The country needs to address the deterioration in quality of loan assets, the seizure of property used in the past for collateral, and finally, a liquidity crunch that resulted with the flooding of the Libyan dinar (LD) onto the currency market. Measures by the Central Bank of Libya (CBL) are proving futile in projecting confidence in lieu of a shaky banking infrastructure, but the CBL’s decision to maintain the dinar’s peg has bolstered confidence in the currency. This bodes well for Libyans, where credit cards are not widely accepted and cash is still ‘king’ along the coast and in the vast lawless areas of desert.
Says Sami Zaptia, cofounder and Managing Editor of the Libya Herald, a new English-language daily newspaper based in Tripoli: “The old regime nationalised and centralised for decades. It imprisoned businesspeople, confiscated their properties and destroyed their businesses. It centralised all procurement and imports as well as distribution for a decade in the 1980s.” Zaptia, also the CEO and founder of Know Libya, a company that specialises in business research, training and consultancy in Tripoli, says that the people and businesses that made substantial money during the Qaddafi regime are in the best position to take advantage of the new open market. He cautions that there has been little change over the past 24 months and that the movers and shakers will truly be determined when the economy resurrects itself. “The challenges facing Libya today must be separated into those that are a legacy of 40 years of Qaddafi and the short-term ones caused by the 2011 revolution and conflict,” says Zaptia.
Despite its problems, Libya can still be an attractive country for investment, provided you know what you’re getting into. The security situation in the country will continue to be the major challenge, but even so, Richard Griffiths still considers Libya a great place to be. Says Griffiths: “Libya has been on a very long path to developing systems for trade and business. The period of establishing a government is now over and the process of rebuilding and developing is now underway. The timing for direct engagement is starting.”

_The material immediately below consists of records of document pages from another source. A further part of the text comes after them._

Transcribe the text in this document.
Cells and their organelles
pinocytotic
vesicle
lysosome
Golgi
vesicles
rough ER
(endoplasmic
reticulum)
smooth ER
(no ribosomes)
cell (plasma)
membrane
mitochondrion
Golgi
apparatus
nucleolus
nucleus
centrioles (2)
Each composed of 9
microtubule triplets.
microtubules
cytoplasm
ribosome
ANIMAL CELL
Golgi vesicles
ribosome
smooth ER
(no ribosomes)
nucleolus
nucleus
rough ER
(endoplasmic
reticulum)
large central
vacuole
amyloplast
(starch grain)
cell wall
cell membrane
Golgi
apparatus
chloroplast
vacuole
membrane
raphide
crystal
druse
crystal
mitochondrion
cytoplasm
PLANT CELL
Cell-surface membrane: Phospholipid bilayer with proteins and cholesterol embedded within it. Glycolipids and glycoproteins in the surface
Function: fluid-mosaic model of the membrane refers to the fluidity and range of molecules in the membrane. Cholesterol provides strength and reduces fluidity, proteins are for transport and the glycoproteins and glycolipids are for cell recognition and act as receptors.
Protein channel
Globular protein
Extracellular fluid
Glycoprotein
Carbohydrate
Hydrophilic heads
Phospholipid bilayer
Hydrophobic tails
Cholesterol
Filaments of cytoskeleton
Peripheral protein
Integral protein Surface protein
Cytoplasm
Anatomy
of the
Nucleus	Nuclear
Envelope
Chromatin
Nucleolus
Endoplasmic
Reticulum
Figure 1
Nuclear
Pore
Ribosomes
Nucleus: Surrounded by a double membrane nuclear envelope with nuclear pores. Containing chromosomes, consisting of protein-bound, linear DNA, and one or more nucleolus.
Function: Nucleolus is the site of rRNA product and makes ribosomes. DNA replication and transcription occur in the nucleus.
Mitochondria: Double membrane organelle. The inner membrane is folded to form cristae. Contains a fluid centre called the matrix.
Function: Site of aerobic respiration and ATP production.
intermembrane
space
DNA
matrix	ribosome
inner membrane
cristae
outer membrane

Participating in Libya’s transformation could be very lucrative for the investor willing to take on his or her fair share of risk, but for the country, this current phase of change is about much more than making money. After its revolution, Libya has a real chance to do things right. Stable and effective governance will provide the economic conditions businesses need to flourish and create the jobs needed to keep a large segment of the population between the ages 18 to 35 – especially young men— from releasing their frustration by joining groups like Al-Qaeda in the Islamic Maghreb (AQIM). Women – the segment of the population whose worth is most often underestimated – must also be empowered if Libya’s new economy is to take-off. Following the erasure of the Qaddafi regime, there is strong hope for real social and economic change. A liberated Libya is a bright business prospect indeed.